He is in control of his life - although it may not seem like it. And all you have control over is you. If or if he doesn't change is up to him. 

The question becomes - what do you want for your life if he choses not to change?

What changes do you need to see in order to feel good about your relationship?

What behaviors/feelings/thoughts would make you say this is over for good?

This will help you set perameters for what will move you to decide when to say enough is enough and when to say okay you actually have changed.

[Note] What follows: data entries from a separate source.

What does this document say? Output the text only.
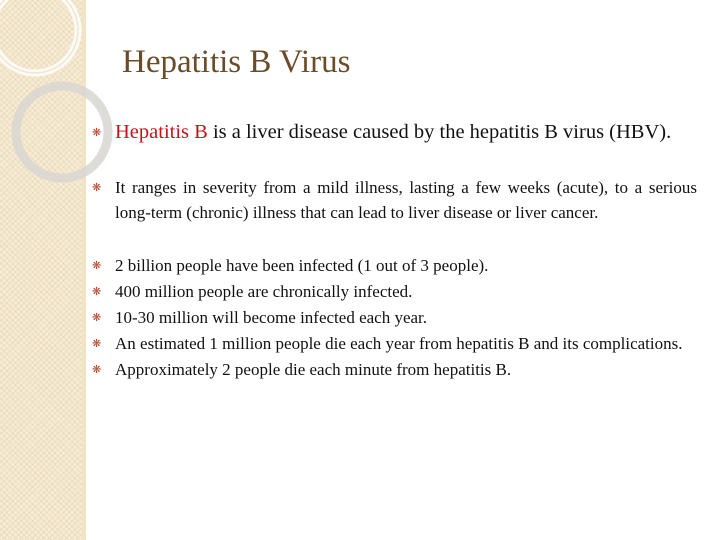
Hepatitis B Virus
❋ Hepatitis B is a liver disease caused by the hepatitis B virus (HBV).
❋ It ranges in severity from a mild illness, lasting a few weeks (acute), to a serious long-term (chronic) illness that can lead to liver disease or liver cancer.
❋ 2 billion people have been infected (1 out of 3 people).
❋ 400 million people are chronically infected.
❋ 10-30 million will become infected each year.
❋ An estimated 1 million people die each year from hepatitis B and its complications.
❋ Approximately 2 people die each minute from hepatitis B.
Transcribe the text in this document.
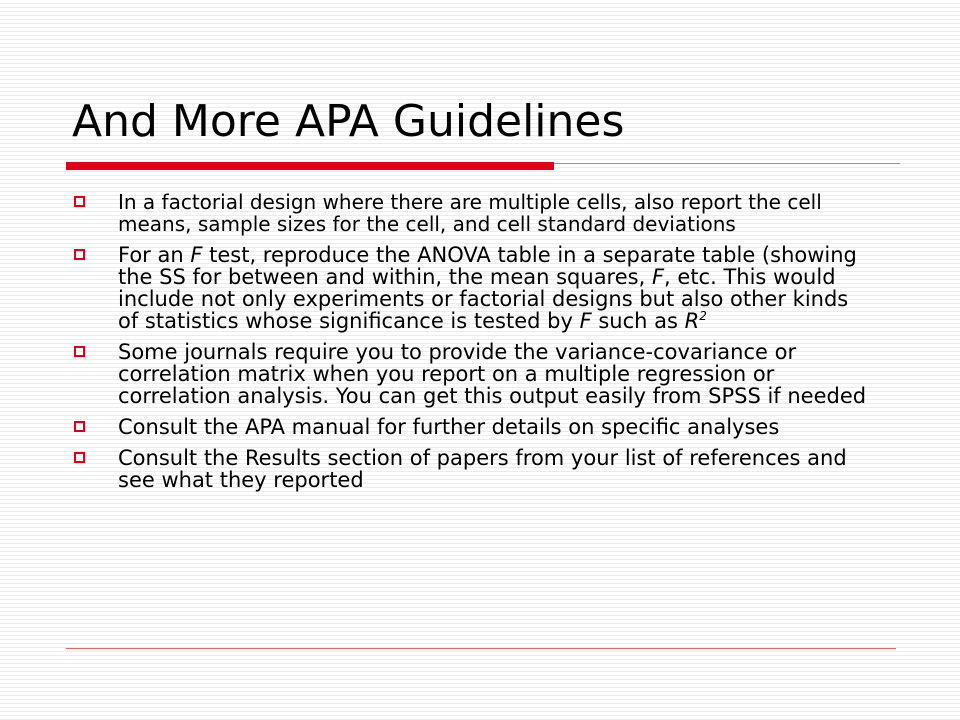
And More APA Guidelines
In a factorial design where there are multiple cells, also report the cell means, sample sizes for the cell, and cell standard deviations
For an F test, reproduce the ANOVA table in a separate table (showing the SS for between and within, the mean squares, F, etc. This would include not only experiments or factorial designs but also other kinds of statistics whose significance is tested by F such as $R^2$
Some journals require you to provide the variance-covariance or correlation matrix when you report on a multiple regression or correlation analysis. You can get this output easily from SPSS if needed
Consult the APA manual for further details on specific analyses
Consult the Results section of papers from your list of references and see what they reported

You may want to read some stuff on co-dependency - it sounds like you are very competent and he is very uncompetent which kinda sounds like co-dependency. I could totally be wrong but you sound smart and on top of things and he definately is not which is usually the way co-dependent relationships go.


----------



## hoffmangirl (Jun 1, 2009)

Ok, I am 39 and have no kids and was almost in the exact situation you are now. My ex was content to just live off of me while being furloghed while we lived like roomates! Literally...

There was no respect, consideration, emotion, romance, and finally one day I said ENOUGH.

For me personally getting divorced was the best thing i could have done for myself. Now, I am not saying this is right for YOU, but if he has bailed out of the unity of the marriage, you may be better off without him.

Have you tried counselling? I LOL when I think about that, I asked my ex to go to counseling for years and he refused, only when I wanted the divorce did he bring it up as a last ditch effort!

I would never label all men the same, but it does appear there are some when you give an inch they take a mile and yours sounds like one of them just like mine was.

Hey, I ll be 40 in a month and have done more in the last 2 months of divorce than I have in the last 2 years! But most importantly I have the luxury now to be selfish and focus on what is best for ME for once (hey, just sayin!)

Make some decisions and stick to them, what may liberate one (like me) may devastate another! personally I moved forward and never looked back...Good luck!


----------



## Firemonk13 (Feb 22, 2010)

Sounds like he is sick. Really. His soul is sick. I know the feeling. He is obsessing on the one hobby that provides outlet and successful feelings. He feels bad and ashamed of himself in the bedroom and in ther financial mess he has made.


Set him down and let him know he has a friend in you, allow him the upcoming race, but qualify it making it clear he needs to start getting his $$$ in order, pronto. Offer help and lots of sexual support, see what happens. Get him a psch appt and see if he is depressed. Share in his hobby a bit so its not an escape from your life together.


----------